As you would expect though, away from the main roads, the backstreets of Bangkok are ramshackle mazes, reflective of life in low income brackets all over Asia. Canals wind through the city, flanked by shanty homes that use the water as a cleaning and dumping ground. You definitely wouldn’t want to fall in if you could help it!
Politically BKK has been a bit volatile ever since Thaksin was deposed for corruption and is still in self-imposed exile. The Thaksin legacy of social development remains strongly recognised however, and many locals still feel that the benefits of his work outweigh his misdemeanours. The reds nevertheless were busy fighting the yellows while I was there. Random bombs and riots across the city had a serious effect on the tourism industry as visitors stayed away out of a combination of fear and the financial limitations of a global recession.

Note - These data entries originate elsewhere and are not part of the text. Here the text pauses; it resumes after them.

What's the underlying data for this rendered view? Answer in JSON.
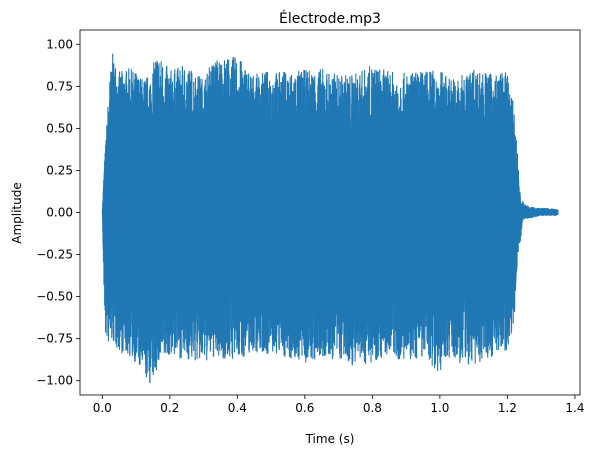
{
  "chart_data": {
    "type": "line",
    "title": "Électrode.mp3",
    "xlabel": "Time (s)",
    "ylabel": "Amplitude",
    "xlim": [
      -0.066,
      1.415
    ],
    "ylim": [
      -1.085,
      1.085
    ],
    "x_ticks": [
      0.0,
      0.2,
      0.4,
      0.6,
      0.8,
      1.0,
      1.2,
      1.4
    ],
    "x_tick_labels": [
      "0.0",
      "0.2",
      "0.4",
      "0.6",
      "0.8",
      "1.0",
      "1.2",
      "1.4"
    ],
    "y_ticks": [
      1.0,
      0.75,
      0.5,
      0.25,
      0.0,
      -0.25,
      -0.5,
      -0.75,
      -1.0
    ],
    "y_tick_labels": [
      "1.00",
      "0.75",
      "0.50",
      "0.25",
      "0.00",
      "−0.25",
      "−0.50",
      "−0.75",
      "−1.00"
    ],
    "grid": false,
    "line_color": "#1f77b4",
    "series": [
      {
        "x": [
          0.0,
          0.005,
          0.01,
          0.02,
          0.03,
          0.05,
          0.08,
          0.1,
          0.12,
          0.145,
          0.16,
          0.2,
          0.25,
          0.3,
          0.33,
          0.4,
          0.45,
          0.5,
          0.52,
          0.6,
          0.65,
          0.7,
          0.75,
          0.8,
          0.85,
          0.9,
          0.95,
          1.0,
          1.02,
          1.05,
          1.1,
          1.15,
          1.2,
          1.22,
          1.23,
          1.24,
          1.245,
          1.25,
          1.28,
          1.3,
          1.35
        ],
        "max": [
          0.0,
          0.25,
          0.42,
          0.76,
          0.95,
          0.84,
          0.86,
          0.84,
          0.8,
          0.83,
          0.96,
          0.85,
          0.88,
          0.8,
          0.92,
          0.93,
          0.82,
          0.85,
          0.84,
          0.85,
          0.86,
          0.82,
          0.83,
          0.88,
          0.84,
          0.83,
          0.85,
          0.85,
          0.82,
          0.8,
          0.86,
          0.83,
          0.84,
          0.62,
          0.35,
          0.05,
          0.07,
          0.05,
          0.03,
          0.03,
          0.02
        ],
        "min": [
          0.0,
          -0.5,
          -0.75,
          -0.8,
          -0.78,
          -0.83,
          -0.86,
          -0.9,
          -0.97,
          -1.04,
          -0.95,
          -0.85,
          -0.88,
          -0.9,
          -0.87,
          -0.88,
          -0.83,
          -0.85,
          -0.85,
          -0.9,
          -0.88,
          -0.88,
          -0.92,
          -0.89,
          -0.85,
          -0.9,
          -0.86,
          -0.96,
          -0.86,
          -0.9,
          -0.92,
          -0.86,
          -0.82,
          -0.65,
          -0.28,
          -0.15,
          -0.05,
          -0.04,
          -0.03,
          -0.02,
          -0.02
        ]
      }
    ]
  }
}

Areas like Nana that used to be jammed full of business and other tourists when I was last there, were relative ghost towns. Middle eastern tourists were propping up the tourism market, with western visitors all dried up except for backpackers who mostly frequent just the Khao San area. You can still get designer T-shirts for 100 baht in places like the Chatuchak weekend market, but not so many fake watches anymore. All round I definitely saw fewer fakes than ten years ago, and it seemed as if the trend had moved on from watches to sunglasses.
Temples remain Gold and Red as ever, richly decorated, with Buddhas of all shapes and sizes; while outside them lies the commerce of food, trinkets, beliefs and scams.
Finally we come to the food. Street food is everywhere in Bangkok and really why would you eat anywhere else. Your choices range from noodles to rice dishes to skewers and sea food. Everything is tasty and spicy. The Thais can really put away chillies so you have to be a bit careful. Like everywhere else in Asia it is common to eat fried food or noodles or soup for breakfast. Personally I did my best but still found it jarring. My system is just not used to lunch at 7am!
On foot, it’s a city that makes it impossible to have a conversation on the street. Lethal pavements with all sorts of obstacles from vendors to trees, holes and crevasses keep you on your toes. Crazy car drivers about to run you over approach from all directions. Construction noise never stops. Massage parlour girls beckon you. Taxi drivers call at you. Food and waste smells assault your nose. Hot humid weather wraps a clammy shroud around you. Water drips on you from plastic awnings, billboards and signs.